Hay que ser muy miserable, pero mucho, para profanar una fosa común con cadáveres de la guerra civil y llevarse los maxilares superior e inferior de uno de los cuerpos allí enterrados porque contenían once dientes de oro.
Hay que ser muy miserable para robar a quienes fueron cobardemente asesinados a tiros y con las manos atadas a la espalda por la sinrazón que se apoderó de este país hace 88 años. Hay que ser muy miserable para añadir todavía más dolor a unas familias que llevan años intentando conocer el paradero de sus seres queridos para al menos saber qué fue de ellos, dónde están y tener un lugar al que poder ir a llorarles.

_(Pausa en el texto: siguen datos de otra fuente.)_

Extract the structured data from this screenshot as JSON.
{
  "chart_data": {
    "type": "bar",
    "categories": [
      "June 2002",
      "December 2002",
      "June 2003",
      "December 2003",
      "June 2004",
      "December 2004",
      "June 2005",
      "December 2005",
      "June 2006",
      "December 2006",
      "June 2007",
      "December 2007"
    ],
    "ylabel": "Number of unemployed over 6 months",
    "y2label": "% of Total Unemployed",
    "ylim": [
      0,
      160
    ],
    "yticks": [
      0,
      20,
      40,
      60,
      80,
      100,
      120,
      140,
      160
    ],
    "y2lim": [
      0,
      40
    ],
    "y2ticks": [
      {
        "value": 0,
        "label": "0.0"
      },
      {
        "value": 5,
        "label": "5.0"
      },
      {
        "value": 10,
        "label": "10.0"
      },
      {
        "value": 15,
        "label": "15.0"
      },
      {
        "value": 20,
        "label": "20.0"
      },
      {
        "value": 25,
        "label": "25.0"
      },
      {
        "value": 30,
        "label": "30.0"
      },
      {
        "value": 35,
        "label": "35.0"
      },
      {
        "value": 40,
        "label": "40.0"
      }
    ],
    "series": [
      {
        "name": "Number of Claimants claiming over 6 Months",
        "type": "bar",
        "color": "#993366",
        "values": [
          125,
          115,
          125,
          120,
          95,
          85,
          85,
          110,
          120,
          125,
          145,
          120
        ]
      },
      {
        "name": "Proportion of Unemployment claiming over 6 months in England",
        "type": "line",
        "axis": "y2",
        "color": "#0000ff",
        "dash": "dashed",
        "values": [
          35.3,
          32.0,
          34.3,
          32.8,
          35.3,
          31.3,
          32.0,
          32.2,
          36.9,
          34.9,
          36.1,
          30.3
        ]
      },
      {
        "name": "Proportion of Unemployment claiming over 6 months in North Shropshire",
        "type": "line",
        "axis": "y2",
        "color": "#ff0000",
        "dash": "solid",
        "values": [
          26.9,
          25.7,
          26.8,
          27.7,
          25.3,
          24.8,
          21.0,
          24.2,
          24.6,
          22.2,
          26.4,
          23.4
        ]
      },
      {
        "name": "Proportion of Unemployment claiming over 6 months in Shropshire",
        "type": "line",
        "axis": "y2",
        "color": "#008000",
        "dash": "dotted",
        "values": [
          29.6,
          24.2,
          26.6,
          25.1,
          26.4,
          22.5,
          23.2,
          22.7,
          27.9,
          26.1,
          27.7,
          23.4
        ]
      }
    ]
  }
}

Y todo esto tan miserable es lo que sucedió este pasado fin de semana en la fosa 17 del Barranco de Víznar, en Granada, recientemente abierta y donde han aparecido los cadáveres de 10 personas asesinadas en 1936, que se suman a las otras 114 halladas en otras 16 fosas en esa zona, todas muertas a manos de las tropas franquistas.
Me gustaría pensar –o, al menos, concederles el beneficio de la duda– que los impresentables que han cometido tan miserable acción no eran conscientes del daño que hacían, que no sabían que el robo de los maxilares puede suponer perder la posibilidad de realizar una identificación cráneo-facial que facilite saber quién es la persona fallecida –aunque, gracias a los avances de la ciencia, se puede recurrir a otras pruebas genéticas para ello–.
Quiero pensar que los ladrones, cegados por el deslumbrante brillo del oro, no eran conscientes de la gravedad del delito que estaban cometiendo, de que estaban atentando contra la memoria de un país y contra el respeto que merecen las víctimas de aquella tragedia tan cruel. Quiero pensar eso, porque no se puede ser tan miserable.